Avatar for neatdesign
iVillage Member
Registered: 03-27-2003
Wed, 11-05-2003 - 9:47am
Mark and I met in Feb 2002 on Udate.com, and pretty much instantly knew from the very first conversation that this was something special. We just *knew* -- I've always heard people say that but now I actually know what they mean.

Because Mark is from England and I'm from the States, we didn't have the opportunity to meet in person until 7 months later. That's 7 months of daily emails, chats and/or phone calls. The last 2 months before he came over we spoke at least an hour by phone each day. By the time he got here (for a one-month visit) we already knew we were probably going to get engaged, although we waited to make anything official until AFTER we'd spent some time together.

The time we spent getting to know each other through letters and conversations before actually meeting in person made a big difference, I think. We felt as if we'd already known each other for a lifetime.
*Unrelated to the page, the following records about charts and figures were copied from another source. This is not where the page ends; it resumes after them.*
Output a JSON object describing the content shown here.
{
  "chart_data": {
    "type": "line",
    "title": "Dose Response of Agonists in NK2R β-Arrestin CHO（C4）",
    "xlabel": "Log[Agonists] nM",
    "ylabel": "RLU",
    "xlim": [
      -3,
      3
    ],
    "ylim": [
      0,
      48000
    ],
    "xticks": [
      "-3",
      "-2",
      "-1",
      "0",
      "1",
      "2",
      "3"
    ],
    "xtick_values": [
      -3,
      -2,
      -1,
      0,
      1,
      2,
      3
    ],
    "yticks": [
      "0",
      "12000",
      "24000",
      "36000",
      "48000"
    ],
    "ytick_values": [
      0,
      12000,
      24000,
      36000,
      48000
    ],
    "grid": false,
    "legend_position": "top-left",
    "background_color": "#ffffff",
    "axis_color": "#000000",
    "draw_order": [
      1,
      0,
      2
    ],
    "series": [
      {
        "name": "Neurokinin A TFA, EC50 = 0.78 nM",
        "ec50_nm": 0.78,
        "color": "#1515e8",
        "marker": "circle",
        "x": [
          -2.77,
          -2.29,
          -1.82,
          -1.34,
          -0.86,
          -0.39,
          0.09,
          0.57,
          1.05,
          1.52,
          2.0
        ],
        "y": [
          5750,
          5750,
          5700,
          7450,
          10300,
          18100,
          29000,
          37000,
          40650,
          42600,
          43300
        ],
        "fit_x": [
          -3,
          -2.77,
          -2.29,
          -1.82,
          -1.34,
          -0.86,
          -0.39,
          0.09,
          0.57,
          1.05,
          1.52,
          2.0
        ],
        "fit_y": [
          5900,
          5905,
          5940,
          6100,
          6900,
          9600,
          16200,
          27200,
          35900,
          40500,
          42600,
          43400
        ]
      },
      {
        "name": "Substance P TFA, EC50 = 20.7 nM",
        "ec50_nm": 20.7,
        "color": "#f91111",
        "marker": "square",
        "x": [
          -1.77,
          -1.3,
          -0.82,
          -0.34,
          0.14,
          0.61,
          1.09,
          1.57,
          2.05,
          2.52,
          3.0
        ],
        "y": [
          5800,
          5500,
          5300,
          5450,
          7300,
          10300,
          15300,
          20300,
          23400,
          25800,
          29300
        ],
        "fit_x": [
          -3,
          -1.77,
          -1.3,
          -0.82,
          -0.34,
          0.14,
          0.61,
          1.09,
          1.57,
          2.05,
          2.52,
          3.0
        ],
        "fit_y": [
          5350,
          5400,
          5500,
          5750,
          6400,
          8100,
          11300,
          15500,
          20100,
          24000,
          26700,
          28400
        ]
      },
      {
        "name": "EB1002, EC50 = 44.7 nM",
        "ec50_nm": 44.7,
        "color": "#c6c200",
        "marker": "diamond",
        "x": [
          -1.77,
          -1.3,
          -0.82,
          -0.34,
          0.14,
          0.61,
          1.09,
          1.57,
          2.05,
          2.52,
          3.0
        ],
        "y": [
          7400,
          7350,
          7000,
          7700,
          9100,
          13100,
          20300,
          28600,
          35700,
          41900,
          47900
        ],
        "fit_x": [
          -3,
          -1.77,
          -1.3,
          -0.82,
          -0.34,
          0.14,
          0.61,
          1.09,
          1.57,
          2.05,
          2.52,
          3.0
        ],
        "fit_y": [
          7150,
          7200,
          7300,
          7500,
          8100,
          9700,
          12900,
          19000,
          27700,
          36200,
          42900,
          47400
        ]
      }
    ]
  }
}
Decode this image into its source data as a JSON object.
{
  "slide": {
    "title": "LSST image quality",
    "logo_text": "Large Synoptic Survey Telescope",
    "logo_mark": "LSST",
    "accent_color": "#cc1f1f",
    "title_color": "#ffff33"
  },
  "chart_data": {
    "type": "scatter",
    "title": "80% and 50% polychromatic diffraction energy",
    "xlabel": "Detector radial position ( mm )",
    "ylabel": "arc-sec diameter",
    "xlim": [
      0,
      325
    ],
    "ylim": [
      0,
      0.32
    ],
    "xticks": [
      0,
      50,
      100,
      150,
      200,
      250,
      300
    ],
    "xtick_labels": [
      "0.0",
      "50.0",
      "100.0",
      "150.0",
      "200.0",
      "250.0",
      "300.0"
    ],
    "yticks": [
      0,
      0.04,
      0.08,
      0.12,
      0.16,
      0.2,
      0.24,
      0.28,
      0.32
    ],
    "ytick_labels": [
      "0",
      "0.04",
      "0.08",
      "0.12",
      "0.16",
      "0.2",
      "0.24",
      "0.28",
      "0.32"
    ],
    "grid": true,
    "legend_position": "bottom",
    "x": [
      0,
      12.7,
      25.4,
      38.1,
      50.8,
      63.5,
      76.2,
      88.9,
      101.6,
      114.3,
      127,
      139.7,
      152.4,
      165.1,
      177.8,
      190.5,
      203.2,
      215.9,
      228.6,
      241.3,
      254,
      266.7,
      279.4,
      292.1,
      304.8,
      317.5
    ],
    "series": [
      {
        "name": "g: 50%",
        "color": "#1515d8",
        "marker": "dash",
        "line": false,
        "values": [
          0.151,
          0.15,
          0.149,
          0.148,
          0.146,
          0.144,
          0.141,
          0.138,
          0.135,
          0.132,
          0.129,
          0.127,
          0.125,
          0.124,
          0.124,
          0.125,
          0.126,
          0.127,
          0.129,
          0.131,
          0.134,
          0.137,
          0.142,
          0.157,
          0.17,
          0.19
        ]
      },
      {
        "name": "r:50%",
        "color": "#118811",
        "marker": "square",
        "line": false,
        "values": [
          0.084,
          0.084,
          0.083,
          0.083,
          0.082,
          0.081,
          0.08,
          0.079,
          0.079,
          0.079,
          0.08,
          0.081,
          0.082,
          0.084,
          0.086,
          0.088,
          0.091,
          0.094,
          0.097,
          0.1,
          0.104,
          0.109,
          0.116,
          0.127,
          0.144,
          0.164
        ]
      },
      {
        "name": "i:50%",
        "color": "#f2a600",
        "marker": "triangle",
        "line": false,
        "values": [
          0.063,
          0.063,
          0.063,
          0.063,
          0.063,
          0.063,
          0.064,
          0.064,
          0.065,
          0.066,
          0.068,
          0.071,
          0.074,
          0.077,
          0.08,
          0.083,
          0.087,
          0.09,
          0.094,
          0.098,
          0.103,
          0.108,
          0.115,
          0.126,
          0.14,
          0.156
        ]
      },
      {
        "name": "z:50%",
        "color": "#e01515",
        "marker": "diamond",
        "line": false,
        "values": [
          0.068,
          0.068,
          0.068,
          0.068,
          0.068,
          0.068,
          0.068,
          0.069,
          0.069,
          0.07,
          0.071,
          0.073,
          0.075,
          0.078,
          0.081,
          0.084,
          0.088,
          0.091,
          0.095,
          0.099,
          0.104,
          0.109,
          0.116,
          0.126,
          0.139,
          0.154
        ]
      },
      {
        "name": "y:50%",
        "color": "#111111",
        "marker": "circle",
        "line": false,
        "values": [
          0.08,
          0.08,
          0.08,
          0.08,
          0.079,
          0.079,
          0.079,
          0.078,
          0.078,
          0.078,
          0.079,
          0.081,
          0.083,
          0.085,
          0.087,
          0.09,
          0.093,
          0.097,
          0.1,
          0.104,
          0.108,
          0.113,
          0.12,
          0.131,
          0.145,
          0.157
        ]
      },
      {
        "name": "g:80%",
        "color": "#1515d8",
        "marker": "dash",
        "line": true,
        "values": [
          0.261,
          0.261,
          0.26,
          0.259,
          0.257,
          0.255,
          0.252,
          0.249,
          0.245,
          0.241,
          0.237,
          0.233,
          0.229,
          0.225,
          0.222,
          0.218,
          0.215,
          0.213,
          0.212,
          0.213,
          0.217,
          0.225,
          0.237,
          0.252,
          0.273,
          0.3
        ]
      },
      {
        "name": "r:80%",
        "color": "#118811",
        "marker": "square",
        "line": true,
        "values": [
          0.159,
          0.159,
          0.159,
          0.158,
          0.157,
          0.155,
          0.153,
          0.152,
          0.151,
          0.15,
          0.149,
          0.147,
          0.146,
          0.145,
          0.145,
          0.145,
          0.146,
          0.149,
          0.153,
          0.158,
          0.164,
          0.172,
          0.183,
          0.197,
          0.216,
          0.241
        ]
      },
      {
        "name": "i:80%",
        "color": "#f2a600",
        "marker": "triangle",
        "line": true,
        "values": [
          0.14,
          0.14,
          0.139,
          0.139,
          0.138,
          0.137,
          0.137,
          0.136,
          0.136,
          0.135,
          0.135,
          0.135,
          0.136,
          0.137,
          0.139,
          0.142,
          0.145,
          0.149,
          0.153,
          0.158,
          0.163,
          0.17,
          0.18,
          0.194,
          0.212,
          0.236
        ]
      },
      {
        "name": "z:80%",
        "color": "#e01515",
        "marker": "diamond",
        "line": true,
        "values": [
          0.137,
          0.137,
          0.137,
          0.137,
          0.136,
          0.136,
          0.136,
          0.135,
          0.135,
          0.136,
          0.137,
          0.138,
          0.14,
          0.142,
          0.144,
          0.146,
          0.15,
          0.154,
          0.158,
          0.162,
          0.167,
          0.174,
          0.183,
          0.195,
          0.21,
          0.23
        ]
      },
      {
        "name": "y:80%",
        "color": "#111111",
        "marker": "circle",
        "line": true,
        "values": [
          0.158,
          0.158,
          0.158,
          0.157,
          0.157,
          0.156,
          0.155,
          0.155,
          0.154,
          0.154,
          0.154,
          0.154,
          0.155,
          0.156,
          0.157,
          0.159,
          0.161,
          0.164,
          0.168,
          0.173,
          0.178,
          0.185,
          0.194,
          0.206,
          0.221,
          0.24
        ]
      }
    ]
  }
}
Even now we still find ourselves mentioning stories that have happened to us as individuals in the past, expecting the other to chime in on it, then suddenly remembering that no, we didn't know each other then!

Also, Mark and I had to go through the immigration process in order for him to move to the States and marry me. (We still are!) That in and of itself made things much more real, even if it is all about documentation and forms and such. It was a serious commitment -- he was leaving his country to be with me -- and one we were very eager to take on.

Honestly, I think once you meet someone in person, it goes from being an online relationship to just a relationship -- although it may be long-distance or whatever.